Vietnam’s one-year bonds fell after inflation accelerated more than economists forecast, limiting the scope for policy makers to reduce interest rates. The dong was little changed.
Consumer prices rose 7 percent in October from a year earlier, the most since May, according to data released by the General Statistics Office in Hanoi today. The median of four estimates in a Bloomberg News survey was for a 6.75 percent increase. The economy has failed to expand by more than 5 percent in each of the first three quarters of this year, after growing 5.9 percent in 2011, official data show.

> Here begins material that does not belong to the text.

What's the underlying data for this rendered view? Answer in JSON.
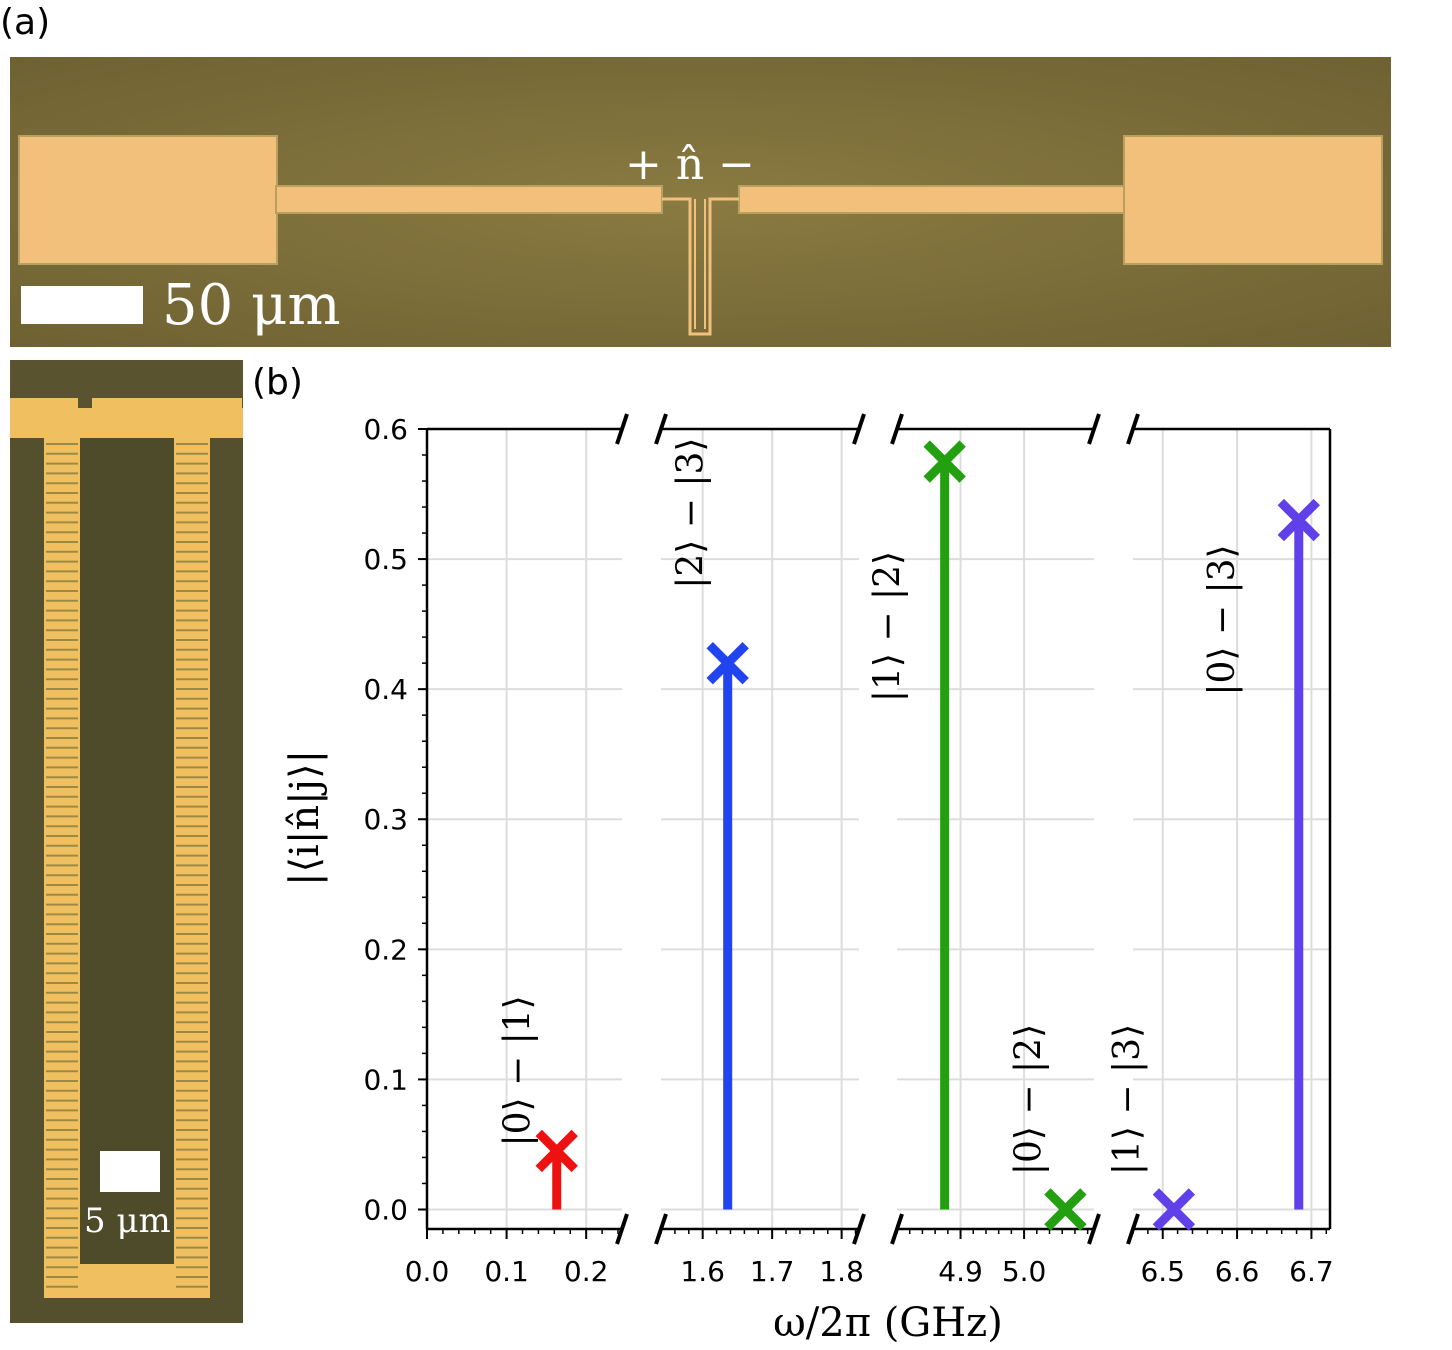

“This is cutting into the State Bank of Vietnam’s space to ease monetary policy,” Vincent Conti, an economist at Australia & New Zealand Banking Group Ltd. in Singapore, wrote in a research note today. “Even as 2012 growth is threatening to come in slower than the government’s downwardly revised target of 5.2 percent.”

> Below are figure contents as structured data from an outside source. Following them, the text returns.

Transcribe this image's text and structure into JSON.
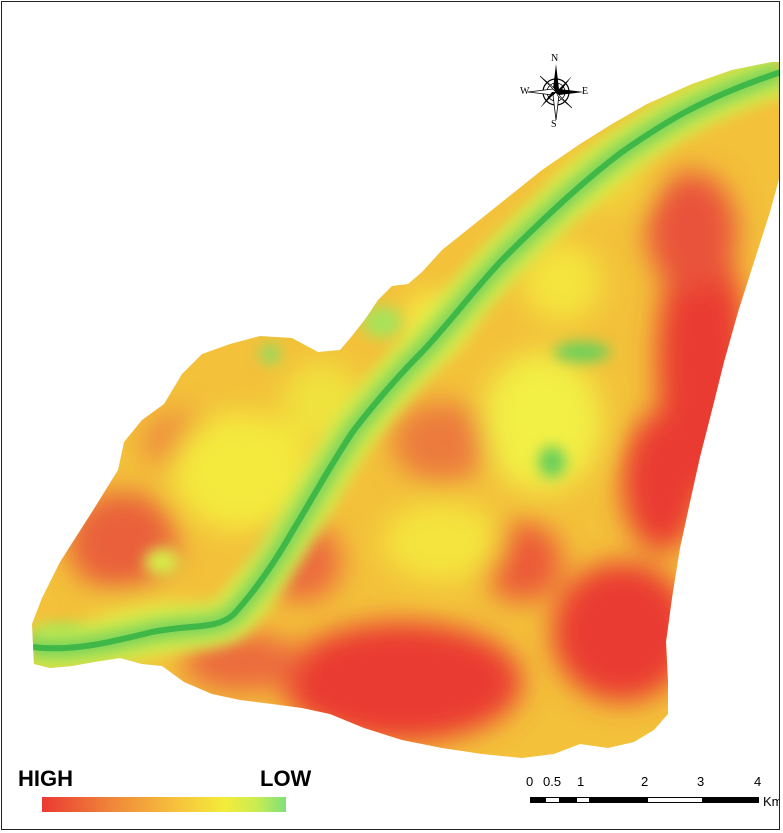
{
  "compass": {
    "north": "N",
    "south": "S",
    "east": "E",
    "west": "W"
  },
  "legend": {
    "high_label": "HIGH",
    "low_label": "LOW",
    "gradient_colors": [
      "#ea3a32",
      "#f08a3a",
      "#f6c23c",
      "#f4ec3a",
      "#c9ec52",
      "#7fe07a"
    ]
  },
  "scale_bar": {
    "labels": [
      "0",
      "0.5",
      "1",
      "2",
      "3",
      "4"
    ],
    "unit": "Km"
  },
  "colors": {
    "high": "#ea3a32",
    "mid": "#f6c23c",
    "low_mid": "#f4ec3a",
    "low": "#5fd35a",
    "river": "#48c048",
    "border": "#222222"
  }
}
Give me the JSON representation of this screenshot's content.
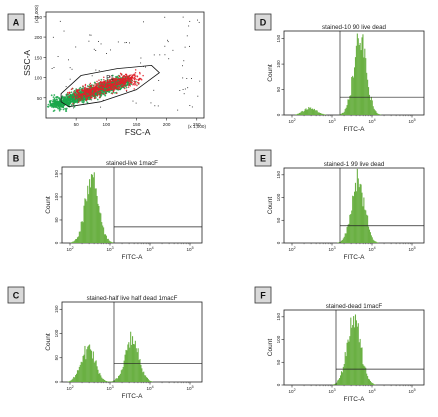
{
  "panels": [
    {
      "letter": "A",
      "chart_data": {
        "type": "scatter",
        "xlabel": "FSC-A",
        "ylabel": "SSC-A",
        "x_multiplier": "(x 1,000)",
        "y_multiplier": "(x 1,000)",
        "xticks": [
          "50",
          "100",
          "150",
          "200",
          "250"
        ],
        "yticks": [
          "50",
          "100",
          "150",
          "200",
          "250"
        ],
        "xlim": [
          0,
          262
        ],
        "ylim": [
          0,
          262
        ],
        "gate_label": "P1",
        "gate_polygon": [
          [
            25,
            60
          ],
          [
            58,
            105
          ],
          [
            118,
            122
          ],
          [
            175,
            130
          ],
          [
            188,
            112
          ],
          [
            150,
            70
          ],
          [
            90,
            40
          ],
          [
            38,
            28
          ],
          [
            25,
            40
          ]
        ],
        "colors": {
          "inside_gate": "#e0202a",
          "outside_gate": "#1aa64a",
          "sparse": "#222222"
        }
      }
    },
    {
      "letter": "B",
      "chart_data": {
        "type": "area",
        "title": "stained-live 1macF",
        "xlabel": "FITC-A",
        "ylabel": "Count",
        "x_scale": "log",
        "xticks": [
          "10^2",
          "10^3",
          "10^4",
          "10^5"
        ],
        "yticks": [
          "0",
          "50",
          "100",
          "150"
        ],
        "xlim_log10": [
          1.8,
          5.3
        ],
        "ylim": [
          0,
          165
        ],
        "gate": {
          "x_from": 3.1,
          "x_to": 5.3,
          "y": 35
        },
        "peaks": [
          {
            "center": 2.55,
            "sd": 0.17,
            "height": 138
          }
        ],
        "color": "#6ab043"
      }
    },
    {
      "letter": "C",
      "chart_data": {
        "type": "area",
        "title": "stained-half live half dead 1macF",
        "xlabel": "FITC-A",
        "ylabel": "Count",
        "x_scale": "log",
        "xticks": [
          "10^2",
          "10^3",
          "10^4",
          "10^5"
        ],
        "yticks": [
          "0",
          "50",
          "100",
          "150"
        ],
        "xlim_log10": [
          1.8,
          5.3
        ],
        "ylim": [
          0,
          165
        ],
        "gate": {
          "x_from": 3.1,
          "x_to": 5.3,
          "y": 38
        },
        "peaks": [
          {
            "center": 2.45,
            "sd": 0.17,
            "height": 72
          },
          {
            "center": 3.55,
            "sd": 0.17,
            "height": 92
          }
        ],
        "color": "#6ab043"
      }
    },
    {
      "letter": "D",
      "chart_data": {
        "type": "area",
        "title": "stained-10 90 live dead",
        "xlabel": "FITC-A",
        "ylabel": "Count",
        "x_scale": "log",
        "xticks": [
          "10^2",
          "10^3",
          "10^4",
          "10^5"
        ],
        "yticks": [
          "0",
          "50",
          "100",
          "150"
        ],
        "xlim_log10": [
          1.8,
          5.3
        ],
        "ylim": [
          0,
          165
        ],
        "gate": {
          "x_from": 3.2,
          "x_to": 5.3,
          "y": 35
        },
        "peaks": [
          {
            "center": 2.45,
            "sd": 0.16,
            "height": 14
          },
          {
            "center": 3.7,
            "sd": 0.16,
            "height": 148
          }
        ],
        "color": "#6ab043"
      }
    },
    {
      "letter": "E",
      "chart_data": {
        "type": "area",
        "title": "stained-1 99 live dead",
        "xlabel": "FITC-A",
        "ylabel": "Count",
        "x_scale": "log",
        "xticks": [
          "10^2",
          "10^3",
          "10^4",
          "10^5"
        ],
        "yticks": [
          "0",
          "50",
          "100",
          "150"
        ],
        "xlim_log10": [
          1.8,
          5.3
        ],
        "ylim": [
          0,
          165
        ],
        "gate": {
          "x_from": 3.2,
          "x_to": 5.3,
          "y": 38
        },
        "peaks": [
          {
            "center": 3.65,
            "sd": 0.16,
            "height": 140
          }
        ],
        "color": "#6ab043"
      }
    },
    {
      "letter": "F",
      "chart_data": {
        "type": "area",
        "title": "stained-dead 1macF",
        "xlabel": "FITC-A",
        "ylabel": "Count",
        "x_scale": "log",
        "xticks": [
          "10^2",
          "10^3",
          "10^4",
          "10^5"
        ],
        "yticks": [
          "0",
          "50",
          "100",
          "150"
        ],
        "xlim_log10": [
          1.8,
          5.3
        ],
        "ylim": [
          0,
          165
        ],
        "gate": {
          "x_from": 3.1,
          "x_to": 5.3,
          "y": 35
        },
        "peaks": [
          {
            "center": 3.55,
            "sd": 0.17,
            "height": 140
          }
        ],
        "color": "#6ab043"
      }
    }
  ]
}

The yield on the one-year bonds rose five basis points, or 0.05 percentage point, to 9.25 percent, according to a daily fixing rate from banks compiled by Bloomberg. That’s the biggest increase since Oct. 15. The yield on the benchmark five-year notes was unchanged at 10.30 percent.
The dong traded at 20,848 per dollar as of 2:22 p.m. in Hanoi, compared with 20,854 yesterday, according to data compiled by Bloomberg. The State Bank of Vietnam set its reference rate at 20,828, unchanged since Dec. 26, according to its website. The currency is allowed to trade as much as 1 percent on either side of the fixing.